もうひとつ目立つのが、近鉄GHDの営業外利益約199億円だ。このうち約154億円が、同社が株式の44.11%を保有する関連会社で、国内物流事業者シェア6位の近鉄エクスプレスの持分法による投資利益だ。

 物流専門紙Daily Cargo電子版によると、近鉄エクスプレスの第3四半期決算は海上・航空貨物の取扱量増加と運賃原価・販売価格の上昇を背景に、売上高が前年同期比65.5%増の7031億円、純利益が約2.2倍の312億円という大幅な増収増益となったという。
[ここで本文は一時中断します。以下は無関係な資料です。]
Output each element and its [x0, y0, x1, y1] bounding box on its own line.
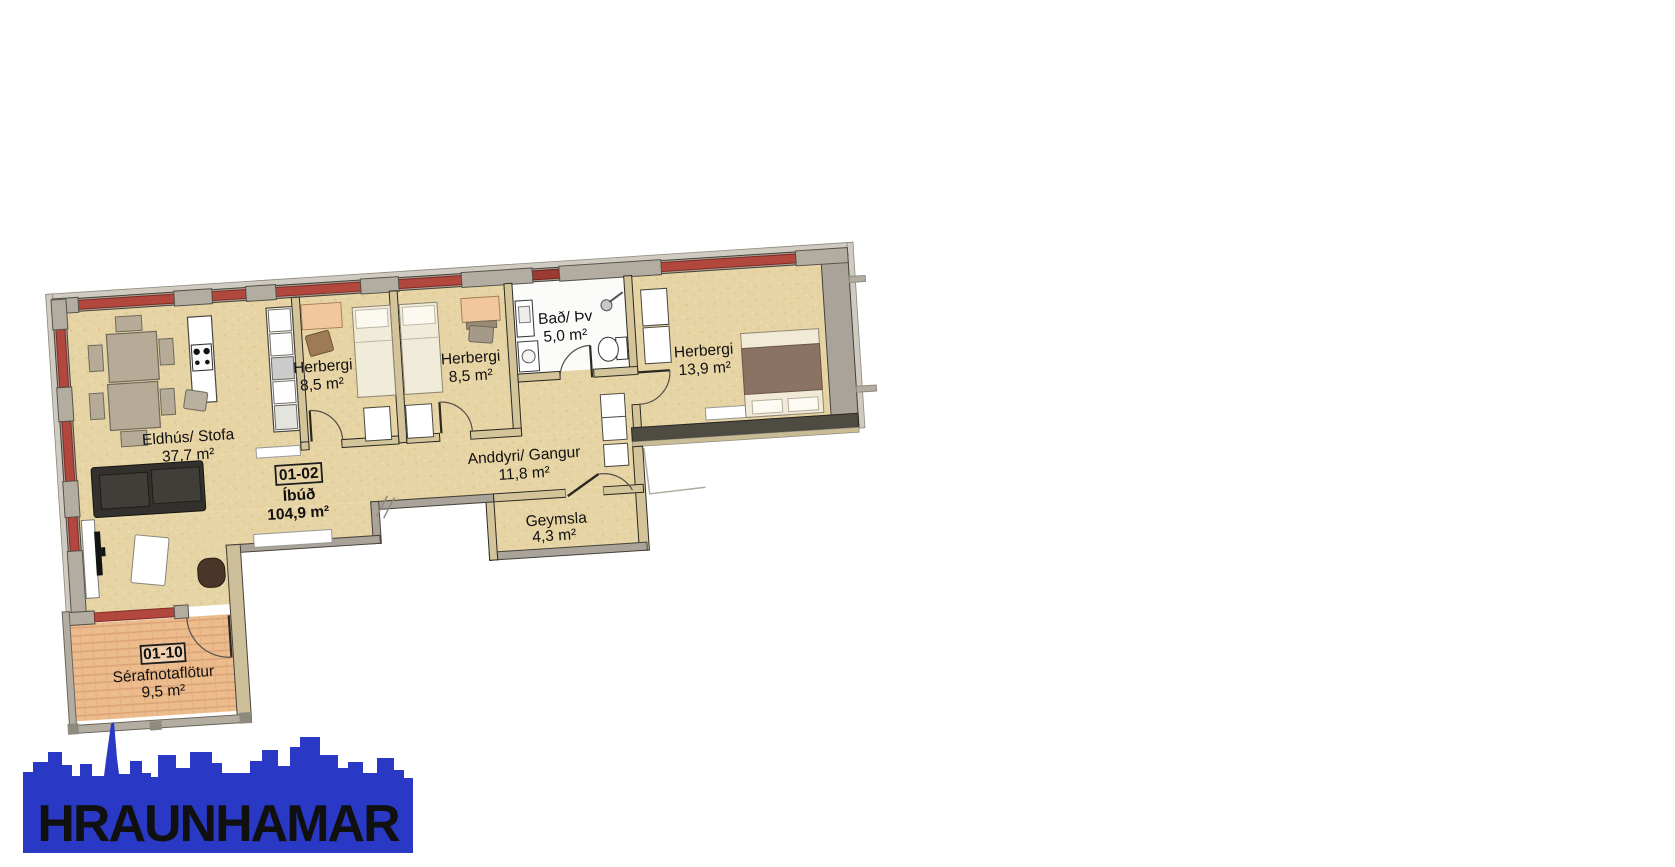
outdoor-tag-area: 9,5 m²: [141, 682, 186, 702]
wall-pier: [174, 605, 189, 619]
wall-bath-master: [632, 404, 641, 427]
window-strip: [68, 517, 79, 552]
window-strip: [212, 289, 247, 300]
pillow: [355, 308, 388, 328]
wardrobe: [406, 404, 434, 439]
pillow: [402, 305, 435, 325]
logo-text: HRAUNHAMAR: [37, 795, 400, 853]
outdoor-tag-code: 01-10: [143, 644, 184, 664]
wall-pier: [57, 387, 74, 422]
stool: [183, 389, 208, 411]
floor-plan-drawing: Eldhús/ Stofa 37,7 m² Herbergi 8,5 m² He…: [0, 0, 1675, 867]
window-strip: [532, 269, 560, 280]
room-area-bedroom2: 8,5 m²: [448, 366, 493, 386]
room-area-hall: 11,8 m²: [498, 464, 550, 484]
terrace-post: [239, 712, 252, 724]
chair: [115, 315, 142, 332]
unit-tag-code: 01-02: [278, 465, 319, 485]
room-area-bedroom1: 8,5 m²: [300, 375, 345, 395]
chair: [159, 338, 175, 365]
chair: [160, 388, 176, 415]
floor-plan-page: Eldhús/ Stofa 37,7 m² Herbergi 8,5 m² He…: [0, 0, 1675, 867]
coffee-table: [131, 535, 169, 586]
terrace-post: [149, 721, 162, 731]
hall-closet: [603, 443, 628, 467]
wall-stub: [856, 385, 876, 392]
sofa-cushion: [99, 472, 149, 509]
room-area-storage: 4,3 m²: [532, 526, 577, 546]
stove: [191, 344, 213, 371]
wall-bedroom1-bottom: [301, 442, 309, 450]
wall-pier: [795, 248, 848, 266]
bed-blanket: [742, 344, 823, 395]
wall-pier: [174, 289, 213, 306]
room-label-bathroom: Bað/ Þv: [538, 308, 594, 328]
kitchen-cabinet: [273, 381, 296, 404]
room-area-kitchen-living: 37,7 m²: [162, 445, 216, 465]
wall-pier: [63, 481, 80, 518]
radiator-sill: [256, 445, 301, 458]
apartment-plan: Eldhús/ Stofa 37,7 m² Herbergi 8,5 m² He…: [40, 241, 896, 736]
kitchen-cabinet: [274, 404, 298, 429]
desk: [461, 296, 500, 322]
wall-pier: [51, 299, 68, 330]
wardrobe: [364, 406, 392, 441]
desk: [301, 302, 343, 330]
tv-stand: [101, 547, 106, 556]
corridor-outline: [644, 444, 706, 494]
dining-table: [108, 381, 161, 430]
pillow: [752, 399, 783, 414]
kitchen-sink: [271, 357, 294, 380]
chair: [89, 393, 105, 420]
washing-machine-door: [522, 349, 536, 363]
pillow: [788, 397, 819, 412]
terrace-post: [67, 723, 79, 735]
sink-basin: [518, 306, 530, 323]
unit-tag-name: Íbúð: [282, 486, 316, 505]
wardrobe: [641, 288, 669, 326]
room-area-bathroom: 5,0 m²: [543, 326, 588, 346]
wall-pier: [246, 285, 277, 302]
kitchen-cabinet: [268, 309, 291, 332]
wardrobe: [643, 326, 671, 364]
desk-chair: [469, 326, 494, 344]
dining-table: [106, 331, 159, 382]
pouf: [197, 557, 226, 588]
room-area-master-bedroom: 13,9 m²: [678, 359, 732, 379]
chair: [88, 345, 104, 372]
kitchen-cabinet: [270, 333, 293, 356]
wall-stub: [849, 275, 865, 282]
hraunhamar-logo: HRAUNHAMAR: [23, 722, 413, 853]
sofa-cushion: [151, 467, 201, 504]
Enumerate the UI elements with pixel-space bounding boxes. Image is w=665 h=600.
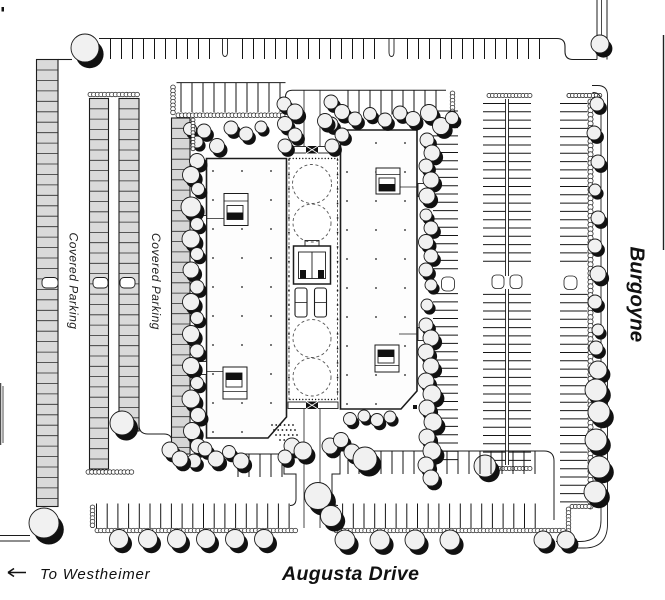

 物流は鉄道事業者の経営にも少なからず影響を与えている。物流事業者を連結子会社に持つ阪急・阪神HD(国際輸送)、名鉄(運送事業)、西日本鉄道(物流業)の対前年同期セグメント別営業利益(第3四半期累計)は、西鉄が約54億円、阪急・阪神HDが約46億、名鉄が約12億円の増益だった。名鉄と西鉄は物流事業がなければ営業赤字となっていただけに、その存在感は侮れない。

不動産の利益が
業績を下支え

 それ以外のセグメント別営業利益を見てみよう。コロナ禍以降、各社の大黒柱となっている不動産は引き続き堅調で、コロナ前と同等か上回る利益を上げている。今後、テレワークの普及で郊外への移住が加速するとの見方があるが、沿線開発を進めてきた私鉄にとっては腕の見せどころであり、激しい顧客争奪戦が繰り広げられることになるだろう。

 本業の運輸事業はどうだったのか。第3四半期累計で運輸セグメントが営業黒字だったのは東武(約115億円)、阪急・阪神HD(約49億円)、東急(約29億円)、京王(約15億円)、京阪(約2億円)の5社だった。

 50億円以上の営業赤字を計上したのは東京メトロ(約105億円)、京成(約79億円)、京急(約62億円)、南海(約51億円)の4社だ。都心部に路線が集中し、外出自粛の影響を受けやすい東京メトロを除けば、いずれも空港アクセスを担っている事業者だ。

 第3四半期(10月~12月)の各社空港線の利用者数を2019年度同期と比べると、京急が約4割減、京成と南海が約6割減と、航空需要の激減が大きなダメージとなっていることが分かる。